For what it’s worth, Jamie calls himself a word that I believe is now auto-modded here.1

Character Issues: 2/5. Jamie is a straight-up sad sack, the kind of guy who says, “Alone again…naturally,” and means it sincerely. We have no idea what Aurelia sees in Jamie (my wife would say the fact that he is Colin Firth is enough), or really even he in her. When we read her subtitles, she mostly just seems to be low-key insulting him all the time. (Yes, yes, it is the flaws that so often endear us to each other, but even so.)

Frustrating Execution: 4/5. I think this is the story that most stretches the limits of the suspension of disbelief with which you walk into a romantic comedy. You’re prepared to accept people falling in love mostly just because they’re both attractive, and you’re prepared to accept the compressed timeframes in which the courtships take place thank you very much, Aristotle. But all the romance in here happens by fiat; there’s no time to see it develop even by most romcoms’ standards. They’re both in love just because they’ve been inhabiting the same space for awhile.   Then he proposes even though, like, these two people don’t really actually even know each other! I would even buy in the romcom context that he learns Portuguese and then later comes back for another holiday to reconnect with her, but he is going right to, “Let’s spend the rest of our lives together.”

THE DEFENSE

Comedy and Charm: 3/5. I like Colin Firth.

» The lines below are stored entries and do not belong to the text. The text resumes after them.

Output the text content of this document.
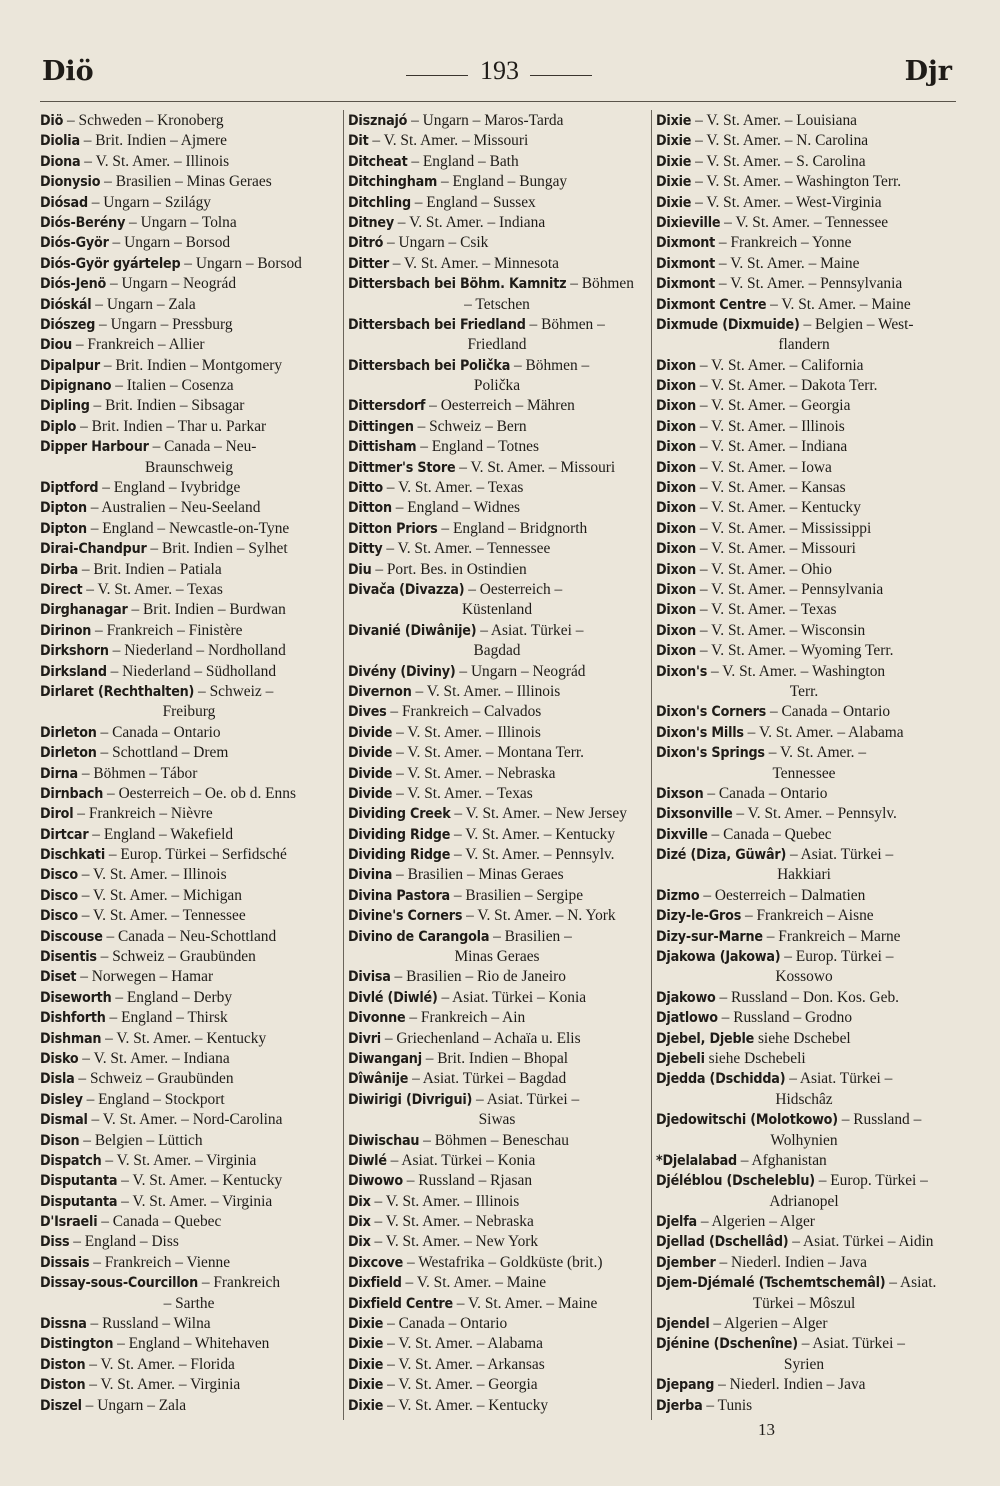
Diö	193	Djr
Diö – Schweden – Kronoberg
Diolia – Brit. Indien – Ajmere
Diona – V. St. Amer. – Illinois
Dionysio – Brasilien – Minas Geraes
Diósad – Ungarn – Szilágy
Diós-Berény – Ungarn – Tolna
Diós-Györ – Ungarn – Borsod
Diós-Györ gyártelep – Ungarn – Borsod
Diós-Jenö – Ungarn – Neográd
Dióskál – Ungarn – Zala
Diószeg – Ungarn – Pressburg
Diou – Frankreich – Allier
Dipalpur – Brit. Indien – Montgomery
Dipignano – Italien – Cosenza
Dipling – Brit. Indien – Sibsagar
Diplo – Brit. Indien – Thar u. Parkar
Dipper Harbour – Canada – Neu-
Braunschweig
Diptford – England – Ivybridge
Dipton – Australien – Neu-Seeland
Dipton – England – Newcastle-on-Tyne
Dirai-Chandpur – Brit. Indien – Sylhet
Dirba – Brit. Indien – Patiala
Direct – V. St. Amer. – Texas
Dirghanagar – Brit. Indien – Burdwan
Dirinon – Frankreich – Finistère
Dirkshorn – Niederland – Nordholland
Dirksland – Niederland – Südholland
Dirlaret (Rechthalten) – Schweiz –
Freiburg
Dirleton – Canada – Ontario
Dirleton – Schottland – Drem
Dirna – Böhmen – Tábor
Dirnbach – Oesterreich – Oe. ob d. Enns
Dirol – Frankreich – Nièvre
Dirtcar – England – Wakefield
Dischkati – Europ. Türkei – Serfidsché
Disco – V. St. Amer. – Illinois
Disco – V. St. Amer. – Michigan
Disco – V. St. Amer. – Tennessee
Discouse – Canada – Neu-Schottland
Disentis – Schweiz – Graubünden
Diset – Norwegen – Hamar
Diseworth – England – Derby
Dishforth – England – Thirsk
Dishman – V. St. Amer. – Kentucky
Disko – V. St. Amer. – Indiana
Disla – Schweiz – Graubünden
Disley – England – Stockport
Dismal – V. St. Amer. – Nord-Carolina
Dison – Belgien – Lüttich
Dispatch – V. St. Amer. – Virginia
Disputanta – V. St. Amer. – Kentucky
Disputanta – V. St. Amer. – Virginia
D'Israeli – Canada – Quebec
Diss – England – Diss
Dissais – Frankreich – Vienne
Dissay-sous-Courcillon – Frankreich
– Sarthe
Dissna – Russland – Wilna
Distington – England – Whitehaven
Diston – V. St. Amer. – Florida
Diston – V. St. Amer. – Virginia
Diszel – Ungarn – Zala
Disznajó – Ungarn – Maros-Tarda
Dit – V. St. Amer. – Missouri
Ditcheat – England – Bath
Ditchingham – England – Bungay
Ditchling – England – Sussex
Ditney – V. St. Amer. – Indiana
Ditró – Ungarn – Csik
Ditter – V. St. Amer. – Minnesota
Dittersbach bei Böhm. Kamnitz – Böhmen
– Tetschen
Dittersbach bei Friedland – Böhmen –
Friedland
Dittersbach bei Polička – Böhmen –
Polička
Dittersdorf – Oesterreich – Mähren
Dittingen – Schweiz – Bern
Dittisham – England – Totnes
Dittmer's Store – V. St. Amer. – Missouri
Ditto – V. St. Amer. – Texas
Ditton – England – Widnes
Ditton Priors – England – Bridgnorth
Ditty – V. St. Amer. – Tennessee
Diu – Port. Bes. in Ostindien
Divača (Divazza) – Oesterreich –
Küstenland
Divanié (Diwânije) – Asiat. Türkei –
Bagdad
Divény (Diviny) – Ungarn – Neográd
Divernon – V. St. Amer. – Illinois
Dives – Frankreich – Calvados
Divide – V. St. Amer. – Illinois
Divide – V. St. Amer. – Montana Terr.
Divide – V. St. Amer. – Nebraska
Divide – V. St. Amer. – Texas
Dividing Creek – V. St. Amer. – New Jersey
Dividing Ridge – V. St. Amer. – Kentucky
Dividing Ridge – V. St. Amer. – Pennsylv.
Divina – Brasilien – Minas Geraes
Divina Pastora – Brasilien – Sergipe
Divine's Corners – V. St. Amer. – N. York
Divino de Carangola – Brasilien –
Minas Geraes
Divisa – Brasilien – Rio de Janeiro
Divlé (Diwlé) – Asiat. Türkei – Konia
Divonne – Frankreich – Ain
Divri – Griechenland – Achaïa u. Elis
Diwanganj – Brit. Indien – Bhopal
Dîwânije – Asiat. Türkei – Bagdad
Diwirigi (Divrigui) – Asiat. Türkei –
Siwas
Diwischau – Böhmen – Beneschau
Diwlé – Asiat. Türkei – Konia
Diwowo – Russland – Rjasan
Dix – V. St. Amer. – Illinois
Dix – V. St. Amer. – Nebraska
Dix – V. St. Amer. – New York
Dixcove – Westafrika – Goldküste (brit.)
Dixfield – V. St. Amer. – Maine
Dixfield Centre – V. St. Amer. – Maine
Dixie – Canada – Ontario
Dixie – V. St. Amer. – Alabama
Dixie – V. St. Amer. – Arkansas
Dixie – V. St. Amer. – Georgia
Dixie – V. St. Amer. – Kentucky
Dixie – V. St. Amer. – Louisiana
Dixie – V. St. Amer. – N. Carolina
Dixie – V. St. Amer. – S. Carolina
Dixie – V. St. Amer. – Washington Terr.
Dixie – V. St. Amer. – West-Virginia
Dixieville – V. St. Amer. – Tennessee
Dixmont – Frankreich – Yonne
Dixmont – V. St. Amer. – Maine
Dixmont – V. St. Amer. – Pennsylvania
Dixmont Centre – V. St. Amer. – Maine
Dixmude (Dixmuide) – Belgien – West-
flandern
Dixon – V. St. Amer. – California
Dixon – V. St. Amer. – Dakota Terr.
Dixon – V. St. Amer. – Georgia
Dixon – V. St. Amer. – Illinois
Dixon – V. St. Amer. – Indiana
Dixon – V. St. Amer. – Iowa
Dixon – V. St. Amer. – Kansas
Dixon – V. St. Amer. – Kentucky
Dixon – V. St. Amer. – Mississippi
Dixon – V. St. Amer. – Missouri
Dixon – V. St. Amer. – Ohio
Dixon – V. St. Amer. – Pennsylvania
Dixon – V. St. Amer. – Texas
Dixon – V. St. Amer. – Wisconsin
Dixon – V. St. Amer. – Wyoming Terr.
Dixon's – V. St. Amer. – Washington
Terr.
Dixon's Corners – Canada – Ontario
Dixon's Mills – V. St. Amer. – Alabama
Dixon's Springs – V. St. Amer. –
Tennessee
Dixson – Canada – Ontario
Dixsonville – V. St. Amer. – Pennsylv.
Dixville – Canada – Quebec
Dizé (Diza, Güwâr) – Asiat. Türkei –
Hakkiari
Dizmo – Oesterreich – Dalmatien
Dizy-le-Gros – Frankreich – Aisne
Dizy-sur-Marne – Frankreich – Marne
Djakowa (Jakowa) – Europ. Türkei –
Kossowo
Djakowo – Russland – Don. Kos. Geb.
Djatlowo – Russland – Grodno
Djebel, Djeble siehe Dschebel
Djebeli siehe Dschebeli
Djedda (Dschidda) – Asiat. Türkei –
Hidschâz
Djedowitschi (Molotkowo) – Russland –
Wolhynien
*Djelalabad – Afghanistan
Djéléblou (Dscheleblu) – Europ. Türkei –
Adrianopel
Djelfa – Algerien – Alger
Djellad (Dschellâd) – Asiat. Türkei – Aidin
Djember – Niederl. Indien – Java
Djem-Djémalé (Tschemtschemâl) – Asiat.
Türkei – Môszul
Djendel – Algerien – Alger
Djénine (Dschenîne) – Asiat. Türkei –
Syrien
Djepang – Niederl. Indien – Java
Djerba – Tunis
13
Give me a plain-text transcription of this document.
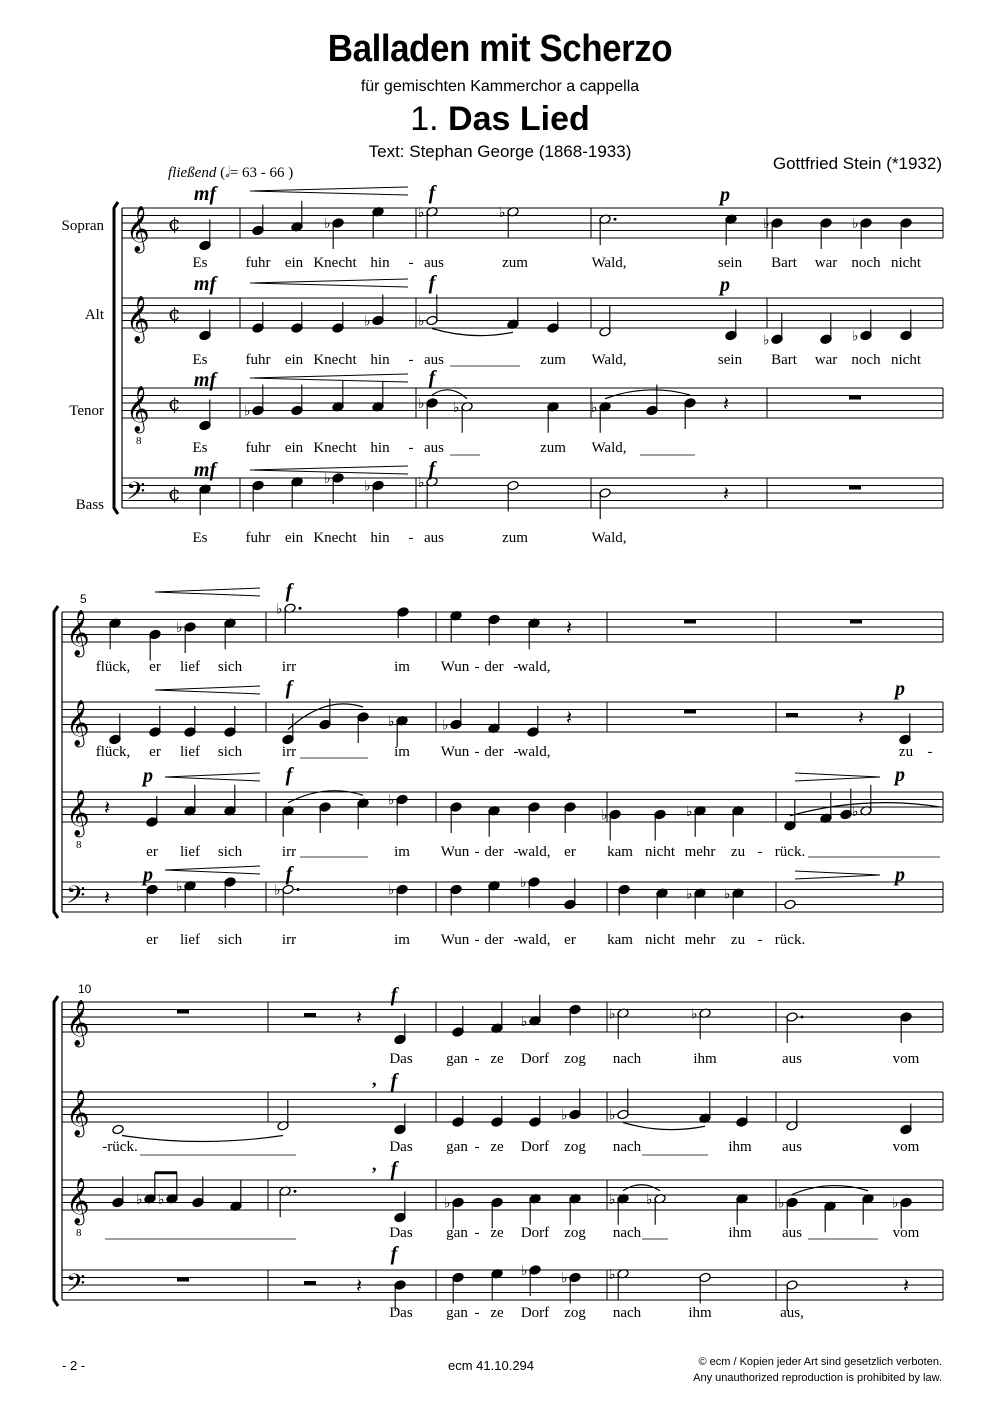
Balladen mit Scherzo
für gemischten Kammerchor a cappella
1. Das Lied
Text: Stephan George (1868-1933)
Gottfried Stein (*1932)
fließend (𝅗𝅥= 63 - 66 )
Sopran
Alt
Tenor
Bass
5
10
𝄞 ¢
𝄞 ¢
𝄞
8
¢
𝄢 ¢
𝄞
𝄞
𝄞
8
𝄢
𝄞
𝄞
𝄞
8
𝄢
♭
♭	♭
♭	♭
♭	♭
♭	♭
♭	♭ ♭	♭	𝄽
♭ ♭	♭	𝄽
♭
♭
𝄽
♭	♭	𝄽	𝄽
𝄽	♭
♭	♭	♭
𝄽	♭	♭	♭	♭
♭ ♭
𝄽	♭	♭	♭
♭	♭
♭ ♭	♭	♭ ♭	♭	♭
𝄽
♭ ♭	♭	𝄽
,
,
Es	fuhr ein Knecht hin - aus	zum	Wald,	sein Bart war noch nicht
Es	fuhr ein Knecht hin - aus	zum Wald,	sein Bart war noch nicht
Es	fuhr ein Knecht hin - aus	zum Wald,
Es	fuhr ein Knecht hin - aus	zum	Wald,
flück, er lief sich	irr	im Wun - der - wald,
flück, er lief sich	irr	im Wun - der - wald,	zu -
er lief sich	irr	im Wun - der - wald, er kam nicht mehr zu - rück.
er lief sich	irr	im Wun - der - wald, er kam nicht mehr zu - rück.
Das gan - ze Dorf zog nach	ihm	aus	vom
-rück.	Das gan - ze Dorf zog nach	ihm aus	vom
Das gan - ze Dorf zog nach	ihm aus	vom
Das gan - ze Dorf zog nach	ihm	aus,
mf	f	p
mf	f	p
mf	f
mf	f
f
f	p
p	f	p
p	f	p
f
f
f
f
- 2 -	ecm 41.10.294	© ecm / Kopien jeder Art sind gesetzlich verboten.
Any unauthorized reproduction is prohibited by law.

In this movie he seems to be competing with Hugh Grant to see who can be the most repressed and perpetually embarrassed Englishman, and honestly, he holds his own. There are some good gags where Jamie and Aurelia can’t understand each other but happen to be talking about the same thing from different perspectives; I particularly like one where Aurelia suggests Jamie could give her 50% of the profits of his book for saving the manuscript, and he independently comes up with the same idea but lowballs her with a suggestion of just 5%. I chuckle but don’t laugh out loud at this one.

Drama and Poignancy: 1/5. Not a lot of drama here other than longing looks.

Does It Make You Believe in the Power of Love? 2/5. Jamie gathers a huge crowd on his way to Aurelia’s restaurant and the music swells, and his proposal actually is actually the climax of the whole movie. And it is sweeping, if you can get past the inherent problematic nature of it. Love can thrive even through communication barriers! But the whole thing really breaks my rom-com suspension of disbelief, and I’m mostly just thinking how long that relationship’s gonna plausibly last.

THE VERDICT

GUILTY. It’s cute enough in the moment, but I am uncomfortable with the very premise of this story.